The Menominee River is a river in northwestern Michigan and northeastern Wisconsin in the United States. It is approximately 116 miles (187 km) long,[1] draining a rural forested area of northern Wisconsin and the Upper Peninsula of Michigan into Lake Michigan. Its entire course, with that of its tributary, the Brule River, forms part of the boundary between the two states.[2][3]
It is formed approximately 10 miles (16 km) northwest of Iron Mountain, Michigan, by the confluence of the Brule and Michigamme rivers. As the Menominee flows southeast it picks up the Pine River and travels past Kingsford, Michigan and Niagara, Wisconsin. It then flows generally south, making broad meanders collecting the Sturgeon, Pemebonwon and Pike rivers. It enters Green Bay on Lake Michigan from the north between Marinette, Wisconsin and Menominee, Michigan.
Along its course the Menominee River has been converted into a series of large reservoirs. The waters contained in these reservoirs are some of the area's deepest and cleanest lakes. Many of the lands around those waters are managed for recreational use, which ensures conservation and restricts shoreline development. The lakes are pristine, wild shores of forest lands instead of rows of cottages and docks.[4]

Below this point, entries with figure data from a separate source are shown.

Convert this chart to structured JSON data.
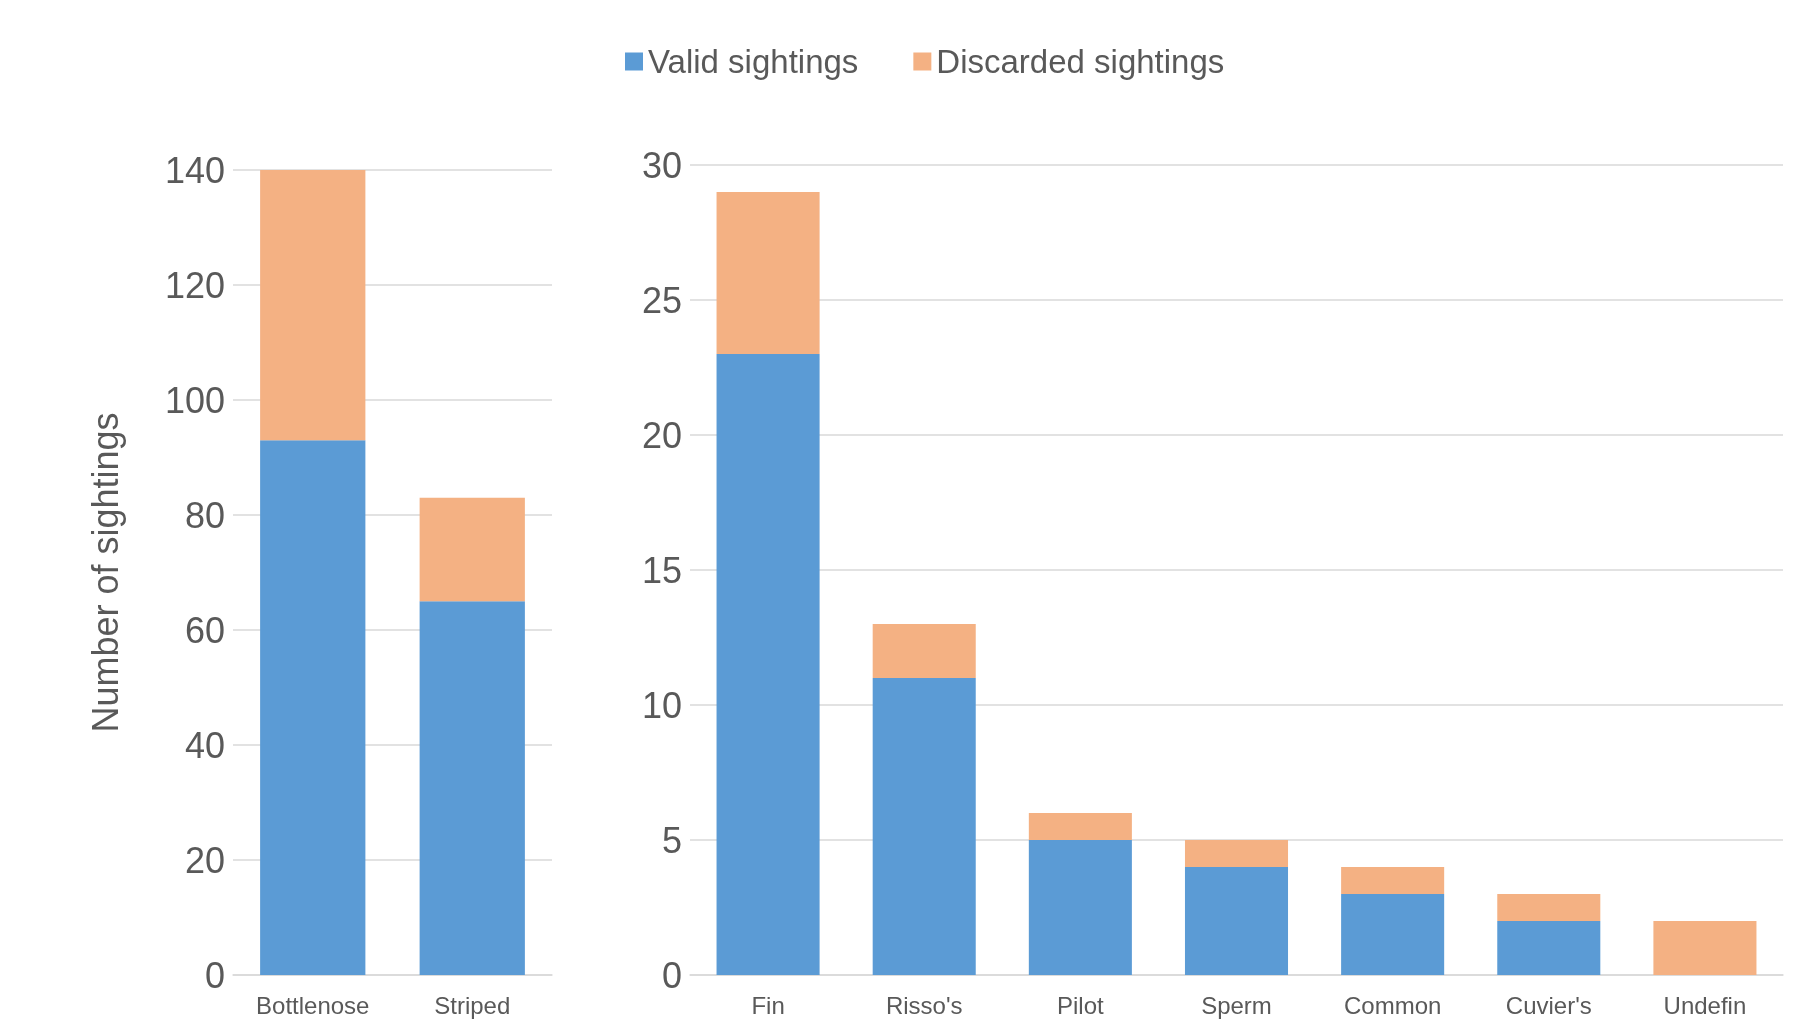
{
  "chart_data": [
    {
      "type": "bar",
      "stacked": true,
      "categories": [
        "Bottlenose",
        "Striped"
      ],
      "ylabel": "Number of sightings",
      "ylim": [
        0,
        140
      ],
      "yticks": [
        0,
        20,
        40,
        60,
        80,
        100,
        120,
        140
      ],
      "grid": "y",
      "legend": "top",
      "series": [
        {
          "name": "Valid sightings",
          "color": "#5b9bd5",
          "values": [
            93,
            65
          ]
        },
        {
          "name": "Discarded sightings",
          "color": "#f4b183",
          "values": [
            47,
            18
          ]
        }
      ]
    },
    {
      "type": "bar",
      "stacked": true,
      "categories": [
        "Fin",
        "Risso's",
        "Pilot",
        "Sperm",
        "Common",
        "Cuvier's",
        "Undefin"
      ],
      "ylim": [
        0,
        30
      ],
      "yticks": [
        0,
        5,
        10,
        15,
        20,
        25,
        30
      ],
      "grid": "y",
      "series": [
        {
          "color": "#5b9bd5",
          "values": [
            23,
            11,
            5,
            4,
            3,
            2,
            0
          ]
        },
        {
          "color": "#f4b183",
          "values": [
            6,
            2,
            1,
            1,
            1,
            1,
            2
          ]
        }
      ]
    }
  ]
}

The region through which the river flows was formerly a center of iron ore mining.
The name of the river comes from an Algonquian term meaning "wild rice," or "in the place of wild rice," named for the Menominee tribe who lived in the area and subsisted on the plant. The Chippewa lived in the upper portion of the river basin and referred to the river as Me-ne-cane Sepe or "Many Little Islands River".
Menominee River sediments are contaminated with arsenic at Marinette, Wisconsin.[5]